Coesfeld. Das Drama nahm in Minute 90.+6 seinen Lauf. Alles warf die SG 06 nach vorne, um noch diesen Ausgleich gegen den SV Gescher und damit den Einzug ins Finale zu schaffen – und dann gab es diese beiden kniffligen Szenen binnen weniger Sekunden: Erst ein Foul von Nico Ahlmer an Jan Kröger, das der Schiri aus seiner Sicht nicht ahndete, dann der Ball an der Hand von Marco Ostendarp, aus kurzer Entfernung getroffen. Nun gab es den Strafstoß für die Coesfelder, den Lucas Jacobs in tatsächlich letzter Sekunde verwandelte – mit diesem 2:2 haben die Gastgeber das Endspiel um den Getränke Seifer-Cup gegen Westfalia Osterwick gebucht.

Freitag, 19.07.2019, 08:25 Uhr aktualisiert: 19.07.2019, 08:30 Uhr
Ein Mann bahnt sich seinen Weg: Tim Püttmann (Mitte) schüttelt Nils Epping (links) und Stefan Ostendarp ab und nimmt das Tor ins Visier. Foto: Frank Wittenberg

Die Emotionen kochten hoch. „Das war niemals ein Handelfmeter“, schüttelte Frank Schulz den Kopf. Er sah seinen SV um den Lohn gebracht. „Dazu diese lange Nachspielzeit. Ärgerlich!“ Seinen Gescheranern, die sich lange Zeit sehr ordentlich präsentiert hatten, bleibt nun das Spiel um Platz drei gegen SW Holtwick.

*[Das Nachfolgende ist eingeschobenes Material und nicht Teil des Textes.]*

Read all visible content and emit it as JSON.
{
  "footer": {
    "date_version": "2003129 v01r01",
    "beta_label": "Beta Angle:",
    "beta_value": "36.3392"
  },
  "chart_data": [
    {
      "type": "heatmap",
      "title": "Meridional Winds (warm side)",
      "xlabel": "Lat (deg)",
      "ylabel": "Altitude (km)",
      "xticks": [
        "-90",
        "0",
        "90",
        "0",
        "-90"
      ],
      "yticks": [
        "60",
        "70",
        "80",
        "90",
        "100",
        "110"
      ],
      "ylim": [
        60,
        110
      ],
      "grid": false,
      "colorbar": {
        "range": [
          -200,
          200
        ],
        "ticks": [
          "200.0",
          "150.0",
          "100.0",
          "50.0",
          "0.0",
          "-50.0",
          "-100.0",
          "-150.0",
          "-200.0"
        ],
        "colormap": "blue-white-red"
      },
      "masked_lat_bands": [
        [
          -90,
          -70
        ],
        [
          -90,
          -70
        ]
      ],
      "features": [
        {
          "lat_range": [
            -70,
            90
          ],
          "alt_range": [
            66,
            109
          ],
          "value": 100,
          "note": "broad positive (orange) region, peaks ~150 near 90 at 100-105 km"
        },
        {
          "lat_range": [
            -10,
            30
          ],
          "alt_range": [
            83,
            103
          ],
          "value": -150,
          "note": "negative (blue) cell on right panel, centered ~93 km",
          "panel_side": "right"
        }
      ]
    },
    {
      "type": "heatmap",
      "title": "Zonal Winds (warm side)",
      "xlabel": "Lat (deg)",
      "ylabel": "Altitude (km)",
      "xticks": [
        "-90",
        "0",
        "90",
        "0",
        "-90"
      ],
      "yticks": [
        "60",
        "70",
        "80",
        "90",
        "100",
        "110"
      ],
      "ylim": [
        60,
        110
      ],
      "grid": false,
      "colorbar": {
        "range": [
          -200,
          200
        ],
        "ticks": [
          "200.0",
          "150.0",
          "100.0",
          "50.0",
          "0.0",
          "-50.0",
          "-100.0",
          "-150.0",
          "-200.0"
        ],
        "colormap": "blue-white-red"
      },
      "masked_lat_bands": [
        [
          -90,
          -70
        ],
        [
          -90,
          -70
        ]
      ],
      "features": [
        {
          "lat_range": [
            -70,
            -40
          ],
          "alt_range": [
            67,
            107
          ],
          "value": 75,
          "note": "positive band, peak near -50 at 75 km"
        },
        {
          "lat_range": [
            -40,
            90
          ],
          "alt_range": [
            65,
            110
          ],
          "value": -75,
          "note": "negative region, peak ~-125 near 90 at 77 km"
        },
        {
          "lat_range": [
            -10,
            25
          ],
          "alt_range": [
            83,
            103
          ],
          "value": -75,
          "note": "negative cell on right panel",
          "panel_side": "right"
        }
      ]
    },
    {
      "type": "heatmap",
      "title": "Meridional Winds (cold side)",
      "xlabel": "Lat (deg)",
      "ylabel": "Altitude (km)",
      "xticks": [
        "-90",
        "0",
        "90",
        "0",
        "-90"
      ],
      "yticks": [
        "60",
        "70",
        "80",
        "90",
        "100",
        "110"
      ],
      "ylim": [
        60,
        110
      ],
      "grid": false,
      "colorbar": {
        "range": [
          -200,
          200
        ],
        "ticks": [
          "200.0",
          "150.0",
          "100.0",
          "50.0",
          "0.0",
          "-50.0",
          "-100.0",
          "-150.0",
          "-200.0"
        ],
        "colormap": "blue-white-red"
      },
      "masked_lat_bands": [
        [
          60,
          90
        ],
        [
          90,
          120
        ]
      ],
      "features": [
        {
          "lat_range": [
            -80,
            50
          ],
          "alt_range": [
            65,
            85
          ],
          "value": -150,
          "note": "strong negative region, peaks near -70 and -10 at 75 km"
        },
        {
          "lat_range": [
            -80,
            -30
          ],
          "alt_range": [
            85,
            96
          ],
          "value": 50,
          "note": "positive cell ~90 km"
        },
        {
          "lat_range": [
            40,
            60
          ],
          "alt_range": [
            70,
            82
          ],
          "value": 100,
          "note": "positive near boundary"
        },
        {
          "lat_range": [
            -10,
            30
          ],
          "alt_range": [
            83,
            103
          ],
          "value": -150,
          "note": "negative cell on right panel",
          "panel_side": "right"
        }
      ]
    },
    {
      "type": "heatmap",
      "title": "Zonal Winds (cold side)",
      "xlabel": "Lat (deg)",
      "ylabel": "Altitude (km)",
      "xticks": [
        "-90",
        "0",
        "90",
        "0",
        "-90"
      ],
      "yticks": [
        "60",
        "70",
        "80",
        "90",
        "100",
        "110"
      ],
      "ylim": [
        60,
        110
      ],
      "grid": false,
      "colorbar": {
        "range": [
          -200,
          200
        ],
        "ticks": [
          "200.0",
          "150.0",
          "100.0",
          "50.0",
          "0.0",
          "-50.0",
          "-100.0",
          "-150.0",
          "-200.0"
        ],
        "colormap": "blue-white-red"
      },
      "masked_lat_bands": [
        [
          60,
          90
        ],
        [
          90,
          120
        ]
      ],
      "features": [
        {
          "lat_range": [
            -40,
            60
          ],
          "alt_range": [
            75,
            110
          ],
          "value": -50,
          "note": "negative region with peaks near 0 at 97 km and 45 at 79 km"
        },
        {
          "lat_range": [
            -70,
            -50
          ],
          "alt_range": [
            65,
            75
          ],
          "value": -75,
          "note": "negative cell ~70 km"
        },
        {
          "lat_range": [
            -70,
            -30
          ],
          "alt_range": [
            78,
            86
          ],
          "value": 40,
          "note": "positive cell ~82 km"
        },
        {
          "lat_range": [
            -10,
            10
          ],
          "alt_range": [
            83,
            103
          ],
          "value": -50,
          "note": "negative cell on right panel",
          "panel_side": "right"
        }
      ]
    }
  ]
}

Zoui Allali und Christoph Klaas waren derweil restlos zufrieden. „Dieses Unentschieden haben sich die Jungs verdient“, zollte Allali seinem Personal ein großes Lob. „Sie haben meistens den Rhythmus bestimmt, in der zweiten Halbzeit viel Ballbesitz gehabt und waren vor allem fleißig bis zur letzten Minute.“ In der Tat präsentierte sich der A-Ligist über weite Strecken griffig und zweikampfstark „Alle haben Bock“, lächelte Klaas. „Das macht Spaß.“

Dennoch setzte zunächst der SV Gescher das erste Ausrufezeichen. Nach einem weiten Schlag von Torwart Alexander Trogemann legte Leon Bürger quer auf Marius Upgang-Rotert, der zum 0:1 traf (32.). Ärgerlich für den Bezirksligisten war der Ausgleich Sekunden vor der Pause, als Tim Püttmann Jannis Pier bediente und der wiederum mit der Hacke für Püttmann auflegte.

Dieses 1:1 hätte der SG für den Finaleinzug gereicht, aber André Wellermann besorgte in der 82. Minute nach Vorarbeit von Eric Büger das 1:2. Jetzt waren die Coesfelder wieder gefordert – und schafften in der sechsten Minute der Nachspielzeit den Ausgleich durch diesen Elfmeter. „Den kann man wohl geben“, zeigte sich „Hand-Sünder“ Marco Ostendarp fair und bescherte dem SG-Trainerduo gute Laune. Christoph Klaas: „Finale beim eigenen Turnier – das erste Ziel ist erreicht.“ 7 SG Coesfeld 06 – SV Gescher 2:2; Tore: 0:1 Marius Upgang-Rotert (32.), 1:1 Tim Püttmann (45.), 1:2 André Wellermann (82.), 2:2 Lucas Jacobs (90.+6/FE).